Fecha: 08 de Octubre de 2012

Tribunal: AP - Madrid

Ponente: GARCIA QUESADA, MARIA TERESA

Nº de sentencia: 841/2012

Núm. Cendoj: 28079370072012100626


Encabezamiento

AUDIENCIA PROVINCIAL DE MADRID

SECCIÓN SEPTIMA

ROLLO Nº 1/2012

JUICIO ORAL Nº 96/2009

JUZGADO DE LO PENAL Nº 5 DE MADRID

SENTENCIA Nº 841/2012

AUDIENCIA PROVINCIAL

Ilmas. Sras. Magistradas de la Sección 7ª

Dª. Mª Luisa Aparicio Carril

Dª. Ángela Acevedo Frías

Dª. Mª Teresa García Quesada

En Madrid, a 8 de octubre de 2012

Visto en segunda instancia por las Ilmas. Sras. Magistradas al margen señaladas, el recurso de apelación contra la sentencia dictada en fecha 28 de diciembre de 2010 por el Juzgado de lo Penal nº 5 de Madrid en el Juicio Oral nº 96/2009 ; habiendo sido partes, de un lado como apelante Andrés , y de otro como apelado el Ministerio Fiscal,

Antecedentes

PRIMERO.- El Juzgado en el procedimiento citado dictó en la presente causa sentencia cuyo relato de hechos probados y parte dispositiva dicen:

HECHOS PROBADOS: "Sobre las 18:00 horas del día 23 de octubre de 2008, el acusado Andrés , mayor de edad y ejecutoriamente condenado en virtud de sentencia de 21 de mayo de 2008 por los delitos de conducción sin permiso y conducción con permiso retirado cautelar o definitivamente a las penas respectivas de cuatro meses de prisión, penas que fueron suspendidas pro un plazo de dos años con fecha de 21 de mayo de 2008, conducía el ciclomotor Yamaha TZR-50, matrícula R-....-RJK , a la altura del número 20 de la calle Monte Igueldo de esta capital, haciéndolo sin poseer la correspondiente licencia, no constando que hubiera obtenido nunca permiso o licencia que le habilitara para la conducción, circulando sin llevar el casco correctamente colocado, por lo que fue interceptado por el agente del Cuerpo de la Policía Municipal número NUM000 , procediendo el acusado a esquivar al agente con intención de darse a la fuga, por lo que fue sujetado por el funcionario policial, momento en el que Andrés aceleró la moto, arrastrando al agente varios metros y como quiera que el agente consiguió coger las llaves y detener el ciclomotor, el acusado con la intención de menoscabar su integridad física le golpeó con el casco en la cara, ocasionándole como consecuencia de los hechos policontusiones -una de ellas consistente en hematoma en pómulo izquierdo-, lesiones que no precisaron tratamiento y de las que curó en el plazo de dos días uno de los cuales permaneció impedido para sus ocupaciones habituales.

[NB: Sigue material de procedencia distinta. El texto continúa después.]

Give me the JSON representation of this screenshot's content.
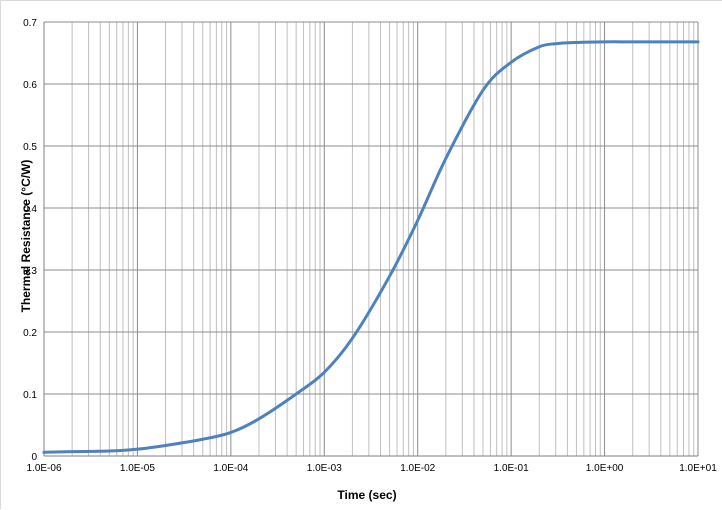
{
  "chart_data": {
    "type": "line",
    "title": "",
    "xlabel": "Time (sec)",
    "ylabel": "Thermal Resistance (°C/W)",
    "x_scale": "log",
    "xlim": [
      1e-06,
      10
    ],
    "ylim": [
      0,
      0.7
    ],
    "x_ticks": [
      "1.0E-06",
      "1.0E-05",
      "1.0E-04",
      "1.0E-03",
      "1.0E-02",
      "1.0E-01",
      "1.0E+00",
      "1.0E+01"
    ],
    "y_ticks": [
      "0",
      "0.1",
      "0.2",
      "0.3",
      "0.4",
      "0.5",
      "0.6",
      "0.7"
    ],
    "grid": true,
    "legend": "none",
    "series": [
      {
        "color": "#4f81bd",
        "x": [
          1e-06,
          2e-06,
          5e-06,
          1e-05,
          2e-05,
          5e-05,
          0.0001,
          0.0002,
          0.0005,
          0.001,
          0.002,
          0.005,
          0.01,
          0.02,
          0.05,
          0.1,
          0.2,
          0.3,
          0.5,
          1,
          2,
          5,
          10
        ],
        "y": [
          0.006,
          0.007,
          0.008,
          0.011,
          0.017,
          0.027,
          0.038,
          0.06,
          0.1,
          0.135,
          0.19,
          0.29,
          0.38,
          0.48,
          0.59,
          0.635,
          0.66,
          0.665,
          0.667,
          0.668,
          0.668,
          0.668,
          0.668
        ]
      }
    ]
  }
}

El lesionado no reclama por estos hechos."

FALLO: "Que debo CONDENAR Y CONDENO al acusado Andrés como autor de un delito contra la seguridad vial del artículo 384.2º del Código Penal , de un delito de atentado de los artículos 550 y 551.1 del Código Penal y de una falta de lesiones del artículo 617.1 del Código Penal , con la concurrencia del artículo 22.8º del Código Penal en el primer delito, a las penas de, por el primer delito, multa de dieciocho meses con cuota diaria de tres euros, con la responsabilidad personal subsidiaria de un día de privación de libertad por cada dos cuotas diarias no satisfechas y 60 días de trabajo en beneficio de la comunidad, por el segundo delito, prisión de seis meses e inhabilitación especial para el derecho de sufragio pasivo durante el tiempo de la condena y, por la falta, de multa de un mes con cuota diaria de tres euros, con responsabilidad personal subsidiaria de un día de privación de libertad por cada dos cuotas diarias no satisfechas, y al pago de las costas procesales."

SEGUNDO.- Notificada dicha resolución a las partes, por Andrés se interpuso recurso de apelación, alegando sustancialmente error en la valoración de la prueba.

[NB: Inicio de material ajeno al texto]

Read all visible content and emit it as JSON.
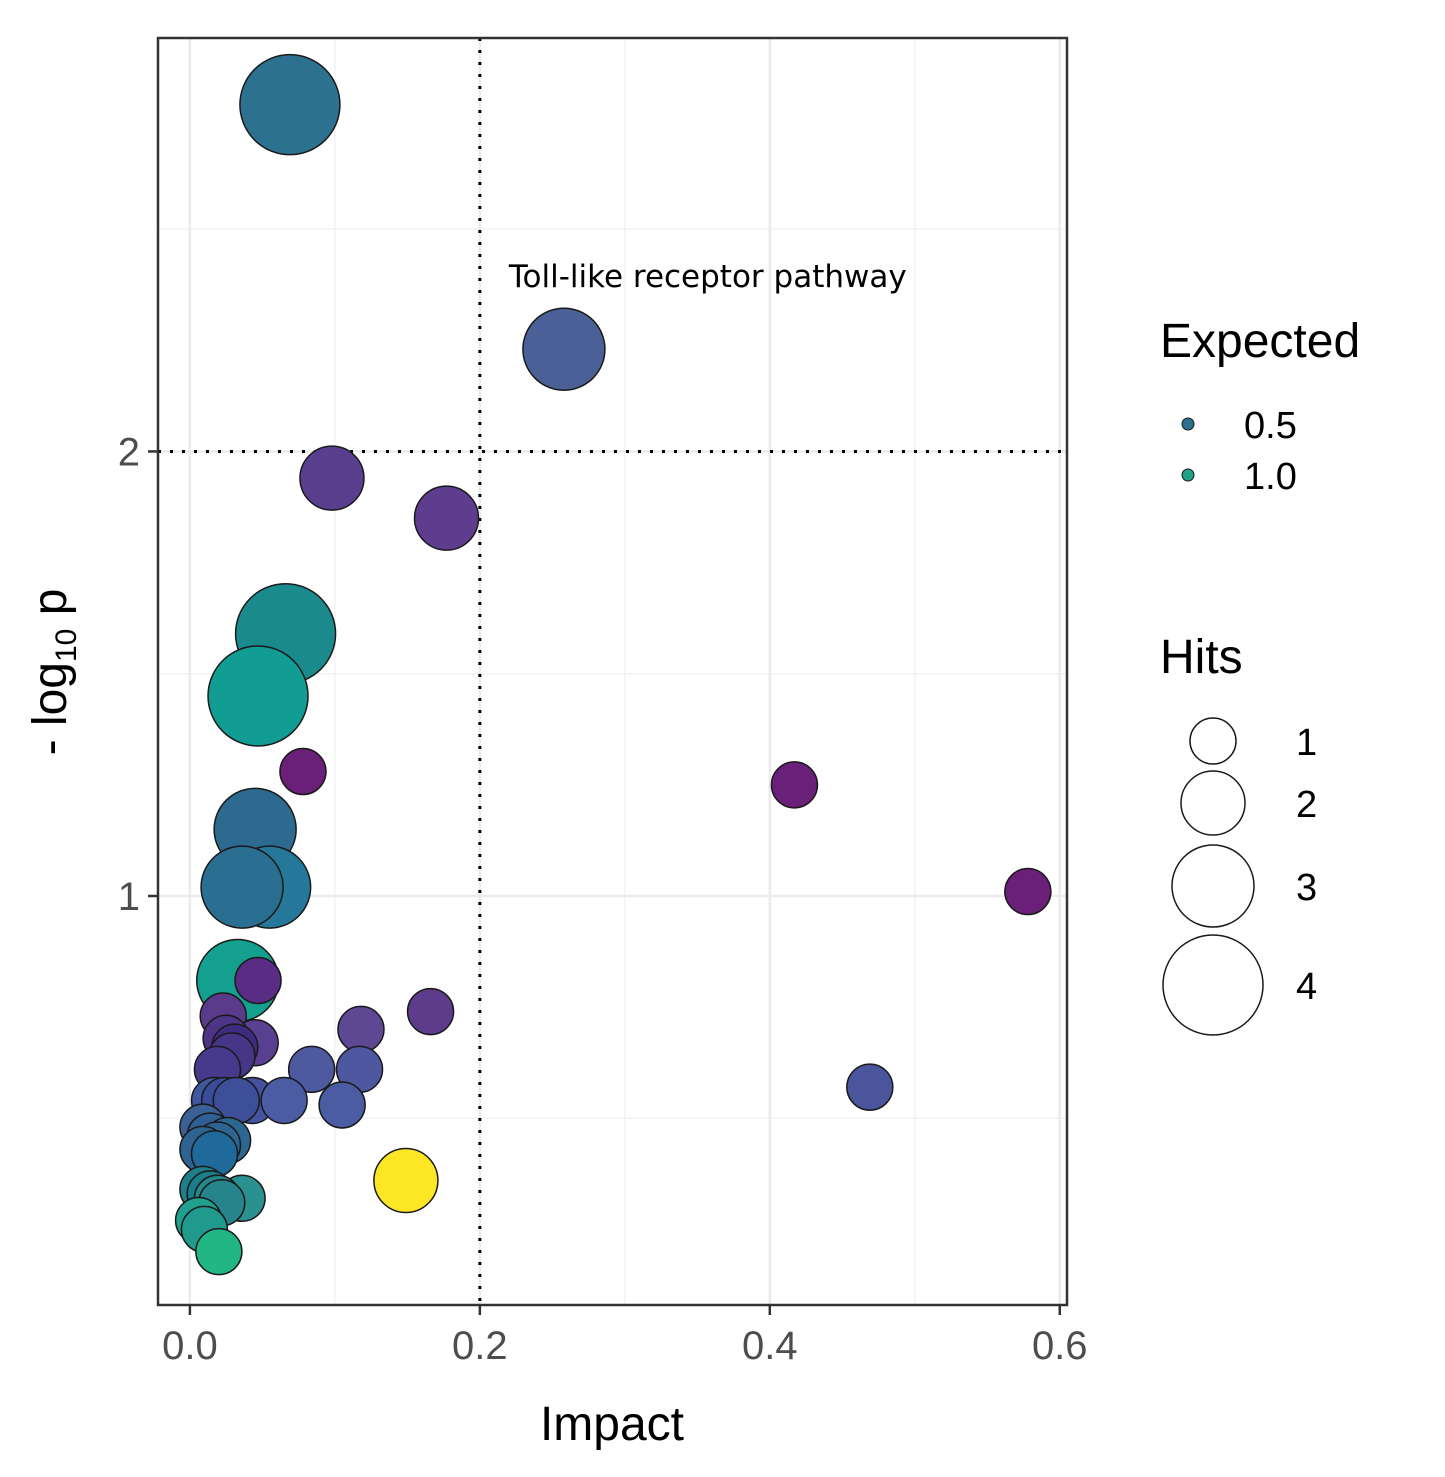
{
  "chart_data": {
    "type": "scatter",
    "xlabel": "Impact",
    "ylabel": {
      "prefix": "- log",
      "subscript": "10",
      "suffix": " p"
    },
    "xlim": [
      -0.022,
      0.605
    ],
    "ylim": [
      0.08,
      2.93
    ],
    "x_ticks": [
      0,
      0.2,
      0.4,
      0.6
    ],
    "x_tick_labels": [
      "0.0",
      "0.2",
      "0.4",
      "0.6"
    ],
    "x_minor_ticks": [
      0.1,
      0.3,
      0.5
    ],
    "y_ticks": [
      1,
      2
    ],
    "y_tick_labels": [
      "1",
      "2"
    ],
    "y_minor_ticks": [
      0.5,
      1.5,
      2.5
    ],
    "grid": true,
    "reference_lines": {
      "x": 0.2,
      "y": 2
    },
    "annotation": {
      "text": "Toll-like receptor pathway",
      "x": 0.22,
      "y": 2.37
    },
    "legend": {
      "position": "right",
      "color": {
        "title": "Expected",
        "entries": [
          {
            "label": "0.5",
            "color": "#2e6e8e"
          },
          {
            "label": "1.0",
            "color": "#1fa187"
          }
        ]
      },
      "size": {
        "title": "Hits",
        "entries": [
          {
            "label": "1",
            "value": 1
          },
          {
            "label": "2",
            "value": 2
          },
          {
            "label": "3",
            "value": 3
          },
          {
            "label": "4",
            "value": 4
          }
        ]
      }
    },
    "points": [
      {
        "x": 0.069,
        "y": 2.78,
        "hits": 4,
        "color": "#2d7191"
      },
      {
        "x": 0.258,
        "y": 2.23,
        "hits": 3,
        "color": "#4a6096"
      },
      {
        "x": 0.098,
        "y": 1.94,
        "hits": 2,
        "color": "#5b3f8f"
      },
      {
        "x": 0.177,
        "y": 1.85,
        "hits": 2,
        "color": "#5e3d8e"
      },
      {
        "x": 0.066,
        "y": 1.59,
        "hits": 4,
        "color": "#1a8a8c"
      },
      {
        "x": 0.047,
        "y": 1.45,
        "hits": 4,
        "color": "#119c94"
      },
      {
        "x": 0.078,
        "y": 1.28,
        "hits": 1,
        "color": "#6a1f78"
      },
      {
        "x": 0.417,
        "y": 1.25,
        "hits": 1,
        "color": "#6a1f78"
      },
      {
        "x": 0.045,
        "y": 1.15,
        "hits": 3,
        "color": "#2d6a90"
      },
      {
        "x": 0.055,
        "y": 1.02,
        "hits": 3,
        "color": "#26789a"
      },
      {
        "x": 0.036,
        "y": 1.02,
        "hits": 3,
        "color": "#2a6f92"
      },
      {
        "x": 0.578,
        "y": 1.01,
        "hits": 1,
        "color": "#6a1f78"
      },
      {
        "x": 0.047,
        "y": 0.81,
        "hits": 1,
        "color": "#5a2d84"
      },
      {
        "x": 0.033,
        "y": 0.81,
        "hits": 3,
        "color": "#13a08f"
      },
      {
        "x": 0.166,
        "y": 0.74,
        "hits": 1,
        "color": "#5d3c8c"
      },
      {
        "x": 0.023,
        "y": 0.73,
        "hits": 1,
        "color": "#5a3a8a"
      },
      {
        "x": 0.118,
        "y": 0.7,
        "hits": 1,
        "color": "#5e4894"
      },
      {
        "x": 0.045,
        "y": 0.67,
        "hits": 1,
        "color": "#5a4090"
      },
      {
        "x": 0.025,
        "y": 0.68,
        "hits": 1,
        "color": "#4e3486"
      },
      {
        "x": 0.031,
        "y": 0.66,
        "hits": 1,
        "color": "#3e2b80"
      },
      {
        "x": 0.029,
        "y": 0.64,
        "hits": 1,
        "color": "#453687"
      },
      {
        "x": 0.084,
        "y": 0.61,
        "hits": 1,
        "color": "#4e5aa0"
      },
      {
        "x": 0.117,
        "y": 0.61,
        "hits": 1,
        "color": "#4d58a0"
      },
      {
        "x": 0.019,
        "y": 0.61,
        "hits": 1,
        "color": "#473a8c"
      },
      {
        "x": 0.469,
        "y": 0.57,
        "hits": 1,
        "color": "#4b559b"
      },
      {
        "x": 0.043,
        "y": 0.54,
        "hits": 1,
        "color": "#4552a0"
      },
      {
        "x": 0.065,
        "y": 0.54,
        "hits": 1,
        "color": "#4b5ca2"
      },
      {
        "x": 0.105,
        "y": 0.53,
        "hits": 1,
        "color": "#4b5ca2"
      },
      {
        "x": 0.017,
        "y": 0.54,
        "hits": 1,
        "color": "#3f58a0"
      },
      {
        "x": 0.024,
        "y": 0.54,
        "hits": 1,
        "color": "#3a4d98"
      },
      {
        "x": 0.032,
        "y": 0.54,
        "hits": 1,
        "color": "#3e4f9a"
      },
      {
        "x": 0.009,
        "y": 0.48,
        "hits": 1,
        "color": "#3a6096"
      },
      {
        "x": 0.014,
        "y": 0.46,
        "hits": 1,
        "color": "#2f5f94"
      },
      {
        "x": 0.026,
        "y": 0.45,
        "hits": 1,
        "color": "#2e6692"
      },
      {
        "x": 0.019,
        "y": 0.44,
        "hits": 1,
        "color": "#2d6491"
      },
      {
        "x": 0.009,
        "y": 0.43,
        "hits": 1,
        "color": "#2e6290"
      },
      {
        "x": 0.017,
        "y": 0.42,
        "hits": 1,
        "color": "#1f6a9a"
      },
      {
        "x": 0.149,
        "y": 0.36,
        "hits": 2,
        "color": "#fde725"
      },
      {
        "x": 0.009,
        "y": 0.34,
        "hits": 1,
        "color": "#1e7e8a"
      },
      {
        "x": 0.014,
        "y": 0.33,
        "hits": 1,
        "color": "#1b7d8a"
      },
      {
        "x": 0.036,
        "y": 0.32,
        "hits": 1,
        "color": "#2a9090"
      },
      {
        "x": 0.019,
        "y": 0.32,
        "hits": 1,
        "color": "#24878d"
      },
      {
        "x": 0.022,
        "y": 0.31,
        "hits": 1,
        "color": "#27838c"
      },
      {
        "x": 0.006,
        "y": 0.27,
        "hits": 1,
        "color": "#20a08f"
      },
      {
        "x": 0.01,
        "y": 0.25,
        "hits": 1,
        "color": "#1f9a8d"
      },
      {
        "x": 0.02,
        "y": 0.2,
        "hits": 1,
        "color": "#22b684"
      }
    ]
  }
}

TERCERO.- Admitido el recurso, y previo traslado del mismo a las demás partes, impugnó el mismo el Ministerio Fiscal, y cumplido el trámite, se elevaron los autos originales a este Tribunal, formándose el oportuno rollo de Sala, y señalándose el día de hoy para la deliberación, habiendo sido ponente en la presente resolución la Ilma. Sra. Dª. Mª Teresa García Quesada

Hechos

Se aceptan los contenidos en la sentencia de instancia.

Fundamentos

PRIMERO.- La recurrente discrepa con la valoración de la prueba realizada por el Juez Instructor en la sentencia recurrida, alegando además la indebida aplicación del artículo 556 del Código Penal .

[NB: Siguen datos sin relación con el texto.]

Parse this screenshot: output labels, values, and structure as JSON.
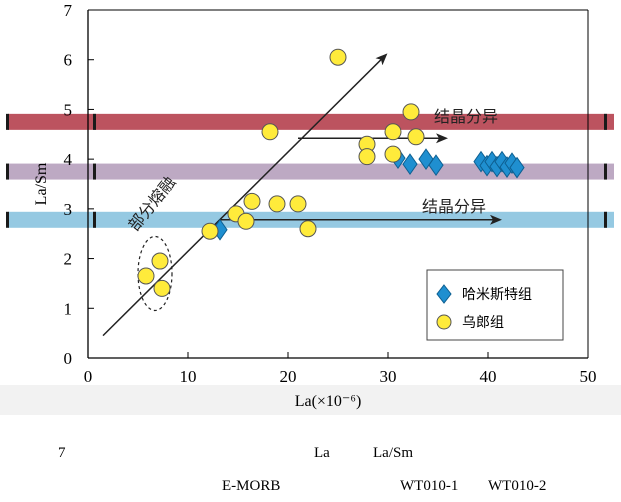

Debe recordarse que "Aunque la fijación de los hechos y la valoración de los medios de prueba corresponde, en principio, al Juez de instancia, también el Juez o Tribunal de apelación puede valorar las pruebas practicadas en primera instancia, así como examinar y corregir la ponderación llevada a cabo por el Juez, dado que el recurso de apelación otorga plenas facultades al Juez o Tribunal ad quem para resolver cuantas cuestiones se le planteasen, sean de hecho o de derecho, por tratarse de un recurso ordinario que permite un novum judicium" ( Sentencia del Tribunal Constitucional de fecha 29/11/1.990 ).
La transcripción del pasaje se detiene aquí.